Daß die CDU richtig verlor, ist verständlich und bedarf keiner Kommentierung. Mit den Nazis hängt ein Wermutstropfen in den verschiedenen Kreistagen. Doch werden sie der parlamentarischen Demokratie nicht wirklich gefährlich. Dafür ist der gesunde Menschenverstand zu robust. Möglicherweise wird er aber nicht ausreichen, deshalb muß auch die repressive Gewalt des Gemeinwesens das ihrige dazu tun.
Man könnte die Wahl-Nachlese damit beenden. Doch dies wäre zu schnell gedacht. Denn die beiden Wahlen haben durchaus Potential für eine historische Beachtung.. Da sind zum einen die gestiegenen Wahlbeteiligungen. Das aktive Wahlvolk übertraf das nichtaktive. Das könnte bedeuten, daß die sogenannte Politikverdrossenheit ihren Höhepunkt überschritten hat, daß wieder mehr Bürger mitreden wollen.. Deshalb ist der Gang zu den Urnen kein Beerdigungsritual, sondern besitzt eine reinigende Wirkung für machthungrige Pragmatiker jeder Partei. Die lebenslänglichen Versorgungslaufbahnen als Berufspolitiker sind gefährdet. Der manifestierte Anspruch auf den Erbhof wird abgewählt.
Das hat aber noch eine weitere Ursache. Es sind die überall entstehenden Wählerkonstrukte, die sich – unabhängig von parteilichen Strukturen – zu Machtblöcken entwickeln.

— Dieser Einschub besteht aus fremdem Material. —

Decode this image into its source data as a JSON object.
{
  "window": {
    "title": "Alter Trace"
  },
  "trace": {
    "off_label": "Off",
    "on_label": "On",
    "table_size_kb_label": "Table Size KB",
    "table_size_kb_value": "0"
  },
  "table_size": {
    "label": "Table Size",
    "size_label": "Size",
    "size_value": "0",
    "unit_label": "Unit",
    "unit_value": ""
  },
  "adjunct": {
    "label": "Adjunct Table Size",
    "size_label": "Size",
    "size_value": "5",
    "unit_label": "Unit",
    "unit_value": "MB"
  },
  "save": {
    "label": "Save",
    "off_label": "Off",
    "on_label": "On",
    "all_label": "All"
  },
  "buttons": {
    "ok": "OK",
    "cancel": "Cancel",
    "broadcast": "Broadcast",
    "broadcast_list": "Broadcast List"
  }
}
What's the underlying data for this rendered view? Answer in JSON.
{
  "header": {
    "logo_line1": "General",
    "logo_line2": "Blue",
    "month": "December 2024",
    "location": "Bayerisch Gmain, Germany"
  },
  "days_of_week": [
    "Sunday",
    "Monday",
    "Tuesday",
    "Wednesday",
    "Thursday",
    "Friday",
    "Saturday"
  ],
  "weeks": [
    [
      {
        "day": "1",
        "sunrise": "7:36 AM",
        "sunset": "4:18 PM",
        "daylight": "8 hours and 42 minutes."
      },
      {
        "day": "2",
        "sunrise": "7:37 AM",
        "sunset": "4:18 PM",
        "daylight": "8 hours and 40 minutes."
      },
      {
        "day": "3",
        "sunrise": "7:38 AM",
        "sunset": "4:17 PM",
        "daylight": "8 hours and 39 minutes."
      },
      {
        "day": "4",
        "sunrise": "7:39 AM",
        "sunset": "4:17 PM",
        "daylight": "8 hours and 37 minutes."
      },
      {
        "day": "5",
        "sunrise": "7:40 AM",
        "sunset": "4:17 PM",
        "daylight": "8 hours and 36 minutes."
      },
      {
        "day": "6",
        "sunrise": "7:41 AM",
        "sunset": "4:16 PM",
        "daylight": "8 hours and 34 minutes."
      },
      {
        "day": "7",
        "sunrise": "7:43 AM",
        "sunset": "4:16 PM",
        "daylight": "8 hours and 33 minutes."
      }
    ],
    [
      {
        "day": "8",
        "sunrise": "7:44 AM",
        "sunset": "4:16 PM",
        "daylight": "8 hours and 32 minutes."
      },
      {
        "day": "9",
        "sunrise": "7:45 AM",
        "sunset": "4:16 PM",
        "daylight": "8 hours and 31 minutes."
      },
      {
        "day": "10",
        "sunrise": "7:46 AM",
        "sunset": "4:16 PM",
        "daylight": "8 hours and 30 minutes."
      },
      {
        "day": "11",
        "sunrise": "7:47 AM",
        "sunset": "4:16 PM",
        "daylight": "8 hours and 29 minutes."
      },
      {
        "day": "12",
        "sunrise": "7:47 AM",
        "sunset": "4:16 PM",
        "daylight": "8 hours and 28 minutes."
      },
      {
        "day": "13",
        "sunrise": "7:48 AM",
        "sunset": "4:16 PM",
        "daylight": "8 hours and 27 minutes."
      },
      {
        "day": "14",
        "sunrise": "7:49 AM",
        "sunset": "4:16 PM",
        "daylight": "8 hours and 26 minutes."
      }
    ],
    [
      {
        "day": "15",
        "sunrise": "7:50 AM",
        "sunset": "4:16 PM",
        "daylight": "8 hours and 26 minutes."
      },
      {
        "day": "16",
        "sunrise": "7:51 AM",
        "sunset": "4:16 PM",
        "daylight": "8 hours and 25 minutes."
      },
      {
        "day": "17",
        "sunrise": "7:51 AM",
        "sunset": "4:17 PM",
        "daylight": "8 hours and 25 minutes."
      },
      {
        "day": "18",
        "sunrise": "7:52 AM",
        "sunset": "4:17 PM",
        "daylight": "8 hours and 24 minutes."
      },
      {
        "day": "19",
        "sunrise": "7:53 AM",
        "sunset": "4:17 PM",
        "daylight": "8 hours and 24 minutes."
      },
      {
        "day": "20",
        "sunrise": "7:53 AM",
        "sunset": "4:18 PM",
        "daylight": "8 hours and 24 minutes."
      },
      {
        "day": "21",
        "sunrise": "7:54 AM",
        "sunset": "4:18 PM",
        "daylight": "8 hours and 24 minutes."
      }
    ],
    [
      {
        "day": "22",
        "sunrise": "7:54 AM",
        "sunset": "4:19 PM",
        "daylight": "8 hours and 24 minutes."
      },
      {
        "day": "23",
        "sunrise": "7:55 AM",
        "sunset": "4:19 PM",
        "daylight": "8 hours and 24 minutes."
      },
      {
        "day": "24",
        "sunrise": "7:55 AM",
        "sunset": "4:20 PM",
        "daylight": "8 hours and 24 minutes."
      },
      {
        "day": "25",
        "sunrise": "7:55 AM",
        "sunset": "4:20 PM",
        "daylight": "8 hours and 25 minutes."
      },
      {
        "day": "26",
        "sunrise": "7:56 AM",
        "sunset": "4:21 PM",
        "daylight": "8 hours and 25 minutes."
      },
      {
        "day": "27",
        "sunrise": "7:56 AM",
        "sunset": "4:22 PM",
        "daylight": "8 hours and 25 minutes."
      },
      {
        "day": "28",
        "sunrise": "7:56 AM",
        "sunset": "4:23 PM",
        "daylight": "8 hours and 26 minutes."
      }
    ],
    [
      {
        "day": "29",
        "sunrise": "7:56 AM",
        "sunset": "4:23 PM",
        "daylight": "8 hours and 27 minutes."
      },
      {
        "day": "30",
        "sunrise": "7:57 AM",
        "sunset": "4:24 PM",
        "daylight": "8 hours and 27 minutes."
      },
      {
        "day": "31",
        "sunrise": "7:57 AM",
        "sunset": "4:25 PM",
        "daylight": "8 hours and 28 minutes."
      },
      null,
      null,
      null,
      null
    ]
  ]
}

Dies ist historisch die Geburt eines politischen Akteurs, der der Demokratie neuen Lebenssaft geben könnte.
Natürlich sind Wählerbündnisse keine Erfindung der beiden Wahlen, aber deren parlamentarische Wucht wächst. Die Freien Wähler in Bayern sind zwar dem konservativen Lager entwachsen, ihre gewonnenen elf Prozent haben aber die CSU die absolute Mehrheit gekostet. Auch in kommunalen Parlamenten Brandenburgs sind die Parteien immer öfter gezwungen, sich Bürgerbündnissen zuzuwenden.
Es entstehen somit unterhalb des Bundestages neuartige Kräftekonstellationen, die nicht mehr nach der herkömmlichen Machtarithmetik einer Parteiendemokratie funktionieren. Mit den Wahlbündnissen sind Akteure im Spiel, die sich inhaltlich klar definiert haben und die statt machtstrategisch lösungsorientiert agieren. Ihre Kompromißfähigkeit ist gering, da es für sie keinen komplexen politischen Zielkorridor gibt. Mit ihnen sind also weniger Gegengeschäfte möglich. Wer mit ihnen regieren will, egal auf welcher Ebene, der lernt den Wählerwillen zu akzeptieren. Eine völlig neue Erfahrung für die Parteien und ihre Vertreter. Bisher konnten sie sich bei nicht gehaltenen Wahlversprechen immer auf den politischen Kompromiß berufen. Dies ist mit den Bündnissen nicht mehr möglich. Deren Selbstzweck ist es, ein Projekt zu sein, zeitlich und inhaltlich begrenzt. Ist dieser Zweck erfüllt, dann löst es sich auf. Für die Parteien verbleibt aber meistens keine Verschnaufpause, da an der Peripherie schon das nächste Bündnis entsteht.
Wenn man unter diesem Aspekt die Wahlen betrachtet, wird das politische Leben spannend. Es werden Menschen den politischen Raum bevölkern, die nicht von der Politik leben müssen und damit weniger erpreßbar sind, weil sie jederzeit den Ausgang finden können. Ein neuer Genius des Politischen.